# Pantolon



## FlyingBird

Know i am not very sure when word 'pantolon' is used. İ know it mean pants but...

http://img585.imageshack.us/img585/1043/ispanyolpantolon330522.jpg

vs

http://image.made-in-china.com/2f0j00tvqTocwhCRpA/Short-Pants-U-002.jpg


İf you compare those two pictures, you will see the difference.First picture show 'long pants' and second one show 'short pants'.
Know i am not sure if they both mean 'pantolon' or each of them have their own name? 

Let's say i am in shop, and i want to buy short pants. How could i ask seller to show them?
if i say 'pantolonlar gösterir misiniz',  it not say if i want short pants cause pantolon can also mean 'long pants' isn't it?
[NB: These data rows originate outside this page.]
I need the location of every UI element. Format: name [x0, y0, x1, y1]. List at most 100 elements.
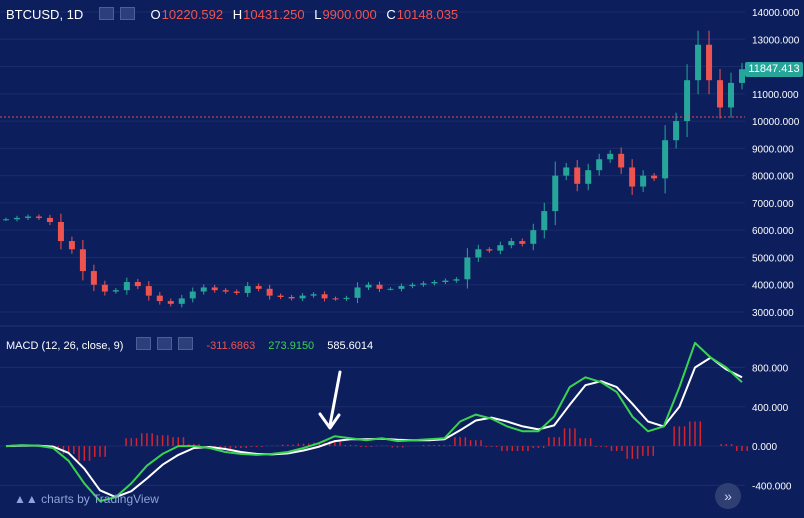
- eye-icon[interactable]: [98, 7, 114, 20]
- candle-body: [365, 284, 372, 288]
- candle-body: [530, 230, 537, 244]
- high-value: 10431.250: [243, 7, 305, 22]
- candle-body: [508, 241, 515, 246]
- macd-histogram-value: -311.6863: [206, 340, 256, 352]
- candle-body: [3, 219, 9, 221]
- price-tick-label: 9000.000: [752, 144, 794, 155]
- macd-value: 273.9150: [268, 340, 315, 352]
- candle-body: [244, 286, 251, 293]
- price-tick-label: 10000.000: [752, 117, 800, 128]
- candle-body: [178, 298, 185, 304]
- low-label: L: [314, 7, 322, 22]
- candle-body: [387, 288, 394, 290]
- high-label: H: [232, 7, 243, 22]
- price-tick-label: 8000.000: [752, 172, 794, 183]
- price-tick-label: 3000.000: [752, 308, 794, 319]
- settings-icon[interactable]: [157, 337, 173, 350]
- candle-body: [343, 297, 350, 299]
- candle-body: [695, 44, 702, 81]
- settings-icon[interactable]: [119, 7, 135, 20]
- candle-body: [618, 153, 625, 168]
- signal-value: 585.6014: [327, 340, 374, 352]
- price-tick-label: 11000.000: [752, 90, 799, 101]
- candle-body: [266, 288, 273, 296]
- candle-body: [288, 297, 295, 299]
- eye-icon[interactable]: [136, 337, 152, 350]
- candle-body: [420, 283, 427, 285]
- candle-body: [354, 287, 361, 298]
- scroll-to-realtime-button[interactable]: »: [715, 483, 741, 509]
- candle-body: [167, 301, 174, 304]
- candle-body: [299, 295, 306, 299]
- macd-line: [5, 341, 743, 503]
- price-tick-label: 14000.000: [752, 8, 800, 19]
- candle-body: [673, 121, 680, 141]
- candle-body: [255, 286, 262, 289]
- candle-body: [145, 286, 152, 296]
- candle-body: [222, 290, 229, 292]
- symbol-header: BTCUSD, 1D O10220.592 H10431.250 L9900.0…: [6, 7, 464, 22]
- fast-forward-icon: »: [724, 488, 732, 504]
- candle-body: [519, 241, 526, 244]
- price-tick-label: 6000.000: [752, 226, 794, 237]
- candle-body: [563, 167, 570, 176]
- candle-body: [717, 80, 724, 108]
- symbol-label[interactable]: BTCUSD, 1D: [6, 7, 84, 22]
- candle-body: [442, 280, 449, 282]
- candle-body: [486, 249, 493, 251]
- close-value: 10148.035: [396, 7, 459, 22]
- candle-body: [585, 170, 592, 184]
- candle-body: [574, 167, 581, 184]
- candle-body: [46, 217, 53, 222]
- price-tick-label: 7000.000: [752, 199, 794, 210]
- candle-body: [409, 284, 416, 287]
- price-axis[interactable]: 14000.00013000.00012000.00011000.0001000…: [752, 8, 800, 319]
- macd-axis[interactable]: 800.000 400.000 0.000 -400.000: [752, 363, 792, 492]
- candle-body: [90, 271, 97, 285]
- macd-lines: [5, 341, 743, 503]
- candle-body: [123, 282, 130, 291]
- candle-body: [739, 69, 745, 83]
- candle-body: [475, 249, 482, 258]
- candle-body: [13, 217, 20, 220]
- price-tick-label: 13000.000: [752, 35, 800, 46]
- candle-body: [101, 284, 108, 292]
- low-value: 9900.000: [322, 7, 377, 22]
- candle-body: [453, 279, 460, 281]
- candle-body: [596, 159, 603, 171]
- macd-label[interactable]: MACD (12, 26, close, 9): [6, 340, 124, 352]
- close-icon[interactable]: [178, 337, 194, 350]
- candle-body: [728, 82, 735, 108]
- candle-body: [277, 295, 284, 297]
- candle-body: [156, 295, 163, 302]
- candle-body: [79, 249, 86, 272]
- macd-tick-label: 0.000: [752, 442, 777, 453]
- candle-body: [211, 287, 218, 291]
- candle-body: [134, 282, 141, 287]
- candle-body: [629, 167, 636, 187]
- candle-body: [233, 291, 240, 293]
- candlestick-series[interactable]: [3, 30, 745, 308]
- candle-body: [497, 245, 504, 251]
- open-label: O: [150, 7, 161, 22]
- candle-body: [376, 284, 383, 289]
- macd-tick-label: -400.000: [752, 481, 792, 492]
- candle-body: [640, 175, 647, 187]
- price-tick-label: 4000.000: [752, 281, 794, 292]
- grid: [0, 11, 745, 486]
- candle-body: [607, 153, 614, 160]
- candle-body: [684, 80, 691, 122]
- tradingview-branding[interactable]: ▲▲ charts by TradingView: [14, 492, 159, 506]
- macd-histogram: [15, 421, 748, 461]
- last-price-tag: 11847.413: [745, 62, 803, 77]
- candle-body: [464, 257, 471, 280]
- candle-body: [189, 291, 196, 299]
- branding-text: charts by TradingView: [41, 492, 159, 506]
- candle-body: [24, 216, 31, 218]
- close-label: C: [386, 7, 396, 22]
- macd-header: MACD (12, 26, close, 9) -311.6863 273.91…: [6, 337, 379, 352]
- candle-body: [662, 140, 669, 179]
- candle-body: [57, 222, 64, 242]
- signal-line: [5, 356, 743, 499]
İ would be very happy if anyone can answer, şimdiden teşekkürler.


----------



## ancalimon

Short pants: Kısa pantolon
Normal (long) pants: Pantolon


----------



## FlyingBird

ancalimon said:


> Short pants: Kısa pantolon
> Normal (long) pants: Pantolon


Thank you, so is there any other word for saying pants or word 'pantolon' is the only way? Asking cause in english there is also trousers which mean same as pants.


----------



## ancalimon

I don't know any other Turkish words that means pantolon.  But instead of kısa pantolon, "şort" is used much more often.


----------



## Rallino

Or _kapri_, nowadays. I don't know if there's a difference. Nor whether or not _kapri_ is spelt this way. (_Capree_ maybe?)


----------



## ugurozkan

if this product is for male, you can say "bermuda" instead of "capri" 

or you say "şort" for all short pants.


----------



## Gemmenita

"Pantalon" is a French word for saying "trousers" with the same meaning in Turkish.

And there is also another form of pantalon which is called "şalvar", if you google it you can see the image: a large, loose pantolon in Kurdish style.


----------



## Black4blue

Rallino said:


> Or _kapri_, nowadays. I don't know if there's a difference. Nor whether or not _kapri_ is spelt this way. (_Capree_ maybe?)



_Şort_ is often over knee level, _kapri _is below knee level.

A _kapri_ looks like this:
http://www.hayatmoda.com/wp-content/uploads/2013/06/2013-erkek-spor-kapri-modelleri.1.jpg


----------



## ancalimon

Chaton.marchande said:


> "Pantalon" French word for saying "trousers" with the same meaning in Turkish.



And the word is said to be of Greek origin meaning "entirely lion" or "all passionate"... If you can find that believable especially if you remember that it was supposedly originally the name of a Christian saint.

It's especially curious that pantaloons were seen as barbaric during Roman times and there were people that got exiled for wearing them. So my own guess is that the word is not entirely Greek in origin.

The "pan" part seems like Greek in origin but the rest to me seems like Turkic in origin; most probably from *tulum* which comes from **tu* meaning "to cover", which is also the root of "dolmak" meaning "to fill".


----------